Car, s’ils ne se privent plus aujourd’hui d’en énumérer le chapelet des bénéfices : simplification de l’infrastructure de paiement, réduction des coûts, inclusion financière… c’est pour mieux endormir leur monde. Chaque pays fomentant à son rythme un modèle de devise souveraine 2.0. Autrement dit, un habillage numérique pour une monnaie centralisée et manipulable à loisir, connue dorénavant sous l’appellation CBDC (Central Bank Digital Currency) ou MNDB en français (Monnaie Numérique de Banque Centrale), et qui risque de connaître peu ou prou les mêmes dérives que le système traditionnel.
A quoi s’attendre ?
Le Bitcoin reste donc la bête noire des régulateurs et sa capitalisation croissante ne peut que les alarmer davantage. Tout autant la ferveur institutionnelle que dorénavant il suscite, mais qui risque toutefois de freiner leur ardeur à sévir trop rudement.

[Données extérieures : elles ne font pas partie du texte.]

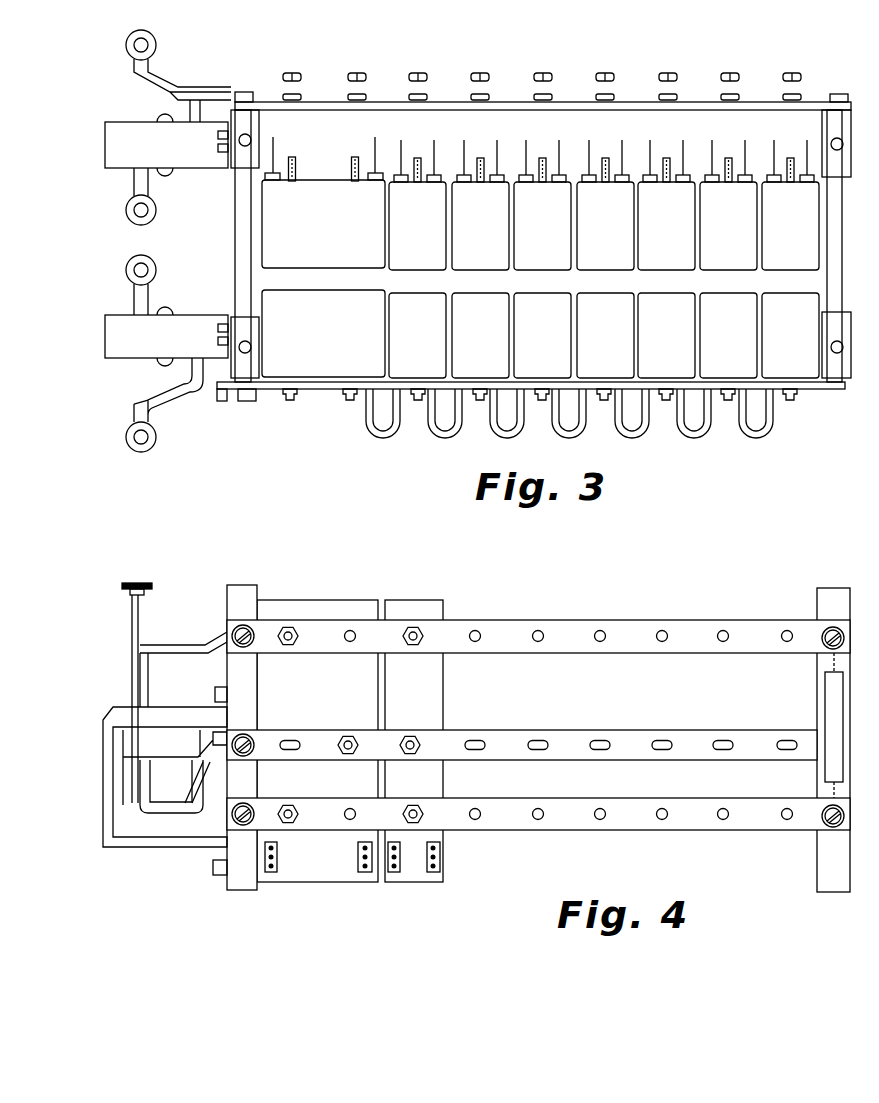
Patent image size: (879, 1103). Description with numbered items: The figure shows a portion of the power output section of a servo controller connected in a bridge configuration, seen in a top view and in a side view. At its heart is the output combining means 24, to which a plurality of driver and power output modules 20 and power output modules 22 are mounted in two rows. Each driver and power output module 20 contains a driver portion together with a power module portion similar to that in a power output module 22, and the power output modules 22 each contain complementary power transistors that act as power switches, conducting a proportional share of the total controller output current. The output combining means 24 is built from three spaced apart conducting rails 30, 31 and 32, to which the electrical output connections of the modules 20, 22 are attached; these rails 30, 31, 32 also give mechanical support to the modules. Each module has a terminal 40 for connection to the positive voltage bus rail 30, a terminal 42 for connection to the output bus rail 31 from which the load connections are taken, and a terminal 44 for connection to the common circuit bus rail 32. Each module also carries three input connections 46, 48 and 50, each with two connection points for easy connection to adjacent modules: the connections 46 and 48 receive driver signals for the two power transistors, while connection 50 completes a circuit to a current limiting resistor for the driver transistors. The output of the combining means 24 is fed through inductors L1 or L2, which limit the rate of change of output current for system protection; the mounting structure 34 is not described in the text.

Ce n’est qu’une fois en retrait des postes de pouvoir, si on se fie aux interventions récentes de deux anciens ministres, qu’ils peuvent reconnaître ses attributs singuliers (rareté et décentralisation). Ou en amont. A cet égard le changement de posture de Christine Lagarde est tout à fait éloquent. Plutôt ouverte à la nouveauté apportée par Bitcoin and co avant son accès à la présidence de la BCE, la voilà maintenant qui joue, par tactique, à la grande prêtresse de la peur, feignant d’ignorer leur apport pour pousser des cris d’orfraie destinés à effrayer le citoyen distraitement à l’écoute d’une voix autorisée.

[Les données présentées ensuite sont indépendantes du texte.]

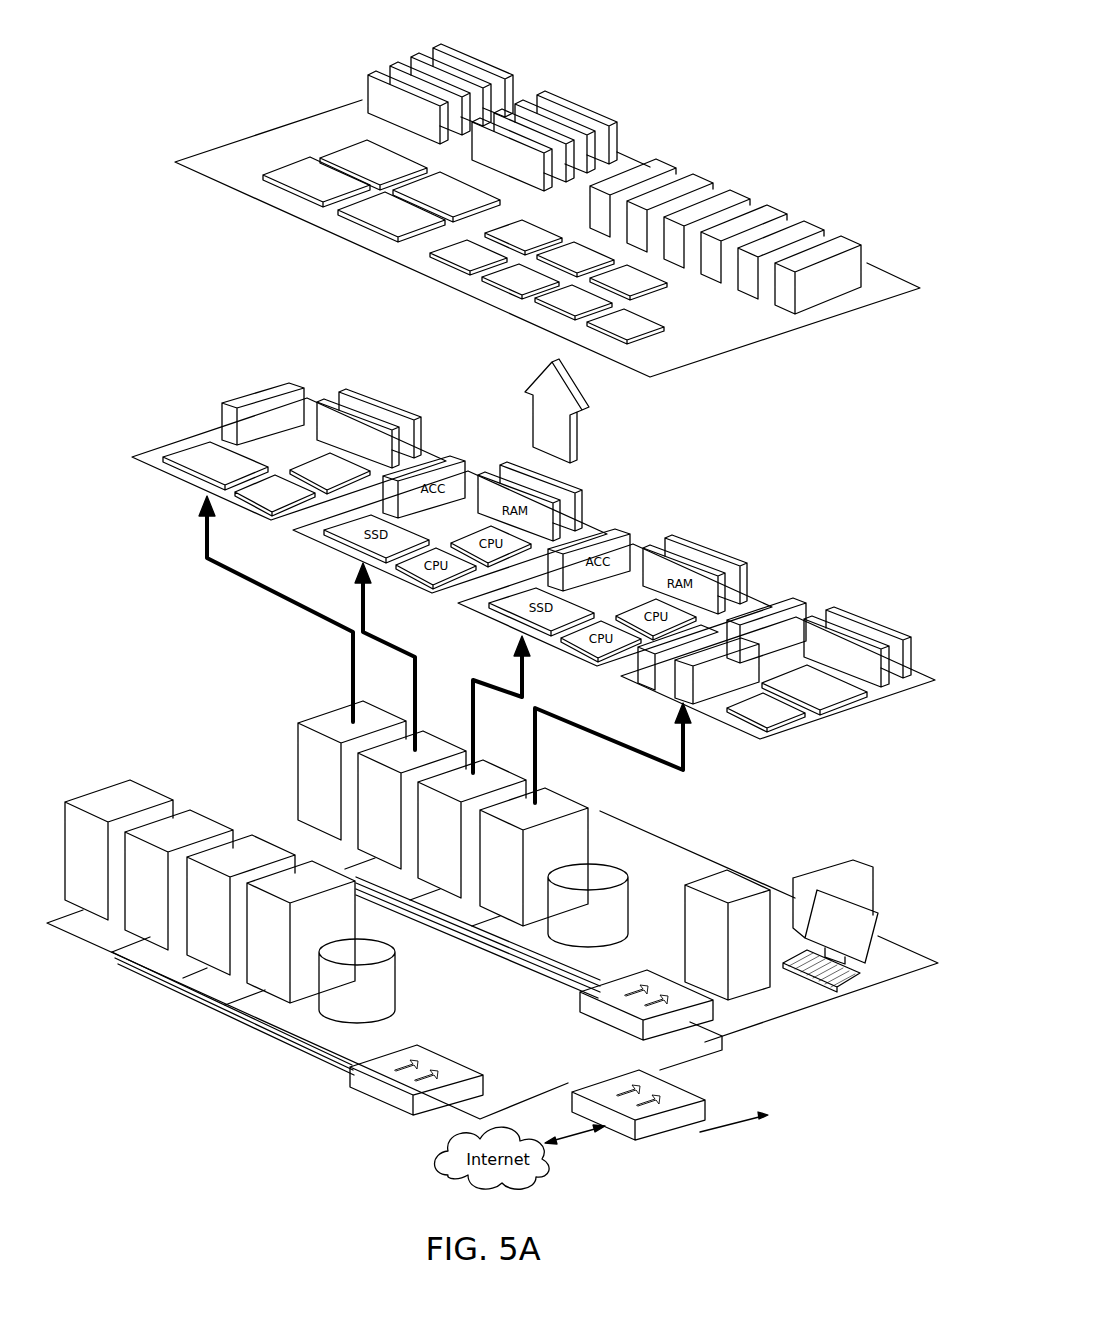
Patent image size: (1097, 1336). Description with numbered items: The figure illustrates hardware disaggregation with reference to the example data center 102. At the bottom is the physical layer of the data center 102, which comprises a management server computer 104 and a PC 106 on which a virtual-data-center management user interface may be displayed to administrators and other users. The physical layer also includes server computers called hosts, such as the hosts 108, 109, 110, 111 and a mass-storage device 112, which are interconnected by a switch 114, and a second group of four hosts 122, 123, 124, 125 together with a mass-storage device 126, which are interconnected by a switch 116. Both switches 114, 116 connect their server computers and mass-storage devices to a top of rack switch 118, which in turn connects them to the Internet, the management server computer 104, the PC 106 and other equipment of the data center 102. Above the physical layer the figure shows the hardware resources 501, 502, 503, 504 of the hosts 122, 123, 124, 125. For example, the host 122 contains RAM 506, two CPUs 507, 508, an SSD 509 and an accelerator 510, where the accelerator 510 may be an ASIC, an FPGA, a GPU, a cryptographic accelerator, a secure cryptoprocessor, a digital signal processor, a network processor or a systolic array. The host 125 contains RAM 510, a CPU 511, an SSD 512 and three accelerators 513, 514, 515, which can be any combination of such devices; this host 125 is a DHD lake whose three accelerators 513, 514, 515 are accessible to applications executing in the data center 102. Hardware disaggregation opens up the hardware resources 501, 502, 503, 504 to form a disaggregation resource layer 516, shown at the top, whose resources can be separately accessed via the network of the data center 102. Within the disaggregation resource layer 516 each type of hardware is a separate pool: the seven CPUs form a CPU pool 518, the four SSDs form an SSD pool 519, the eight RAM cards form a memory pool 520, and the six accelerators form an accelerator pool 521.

Quoi qu’il en soit, le couperet de la régulation va tomber tôt plutôt que tard. Une interdiction pure et simple ne semble pas envisageable. Le Bitcoin, par nature décentralisé et incensurable, y survivrait, mal, puis s’en remettrait. En revanche, l’entrave est peut-être au bout du doigt accusateur. Le Groupe d’action financière (GAFI) a quelques propositions concrètes en ce sens et on peut compter sur la France pour servir de modèle. L’inénarrable « blockchain-nation » selon l’ambition formulée par un ministre zélé vient d’adopter de nouvelles dispositions aptes à étouffer définitivement un écosystème déjà exsangue.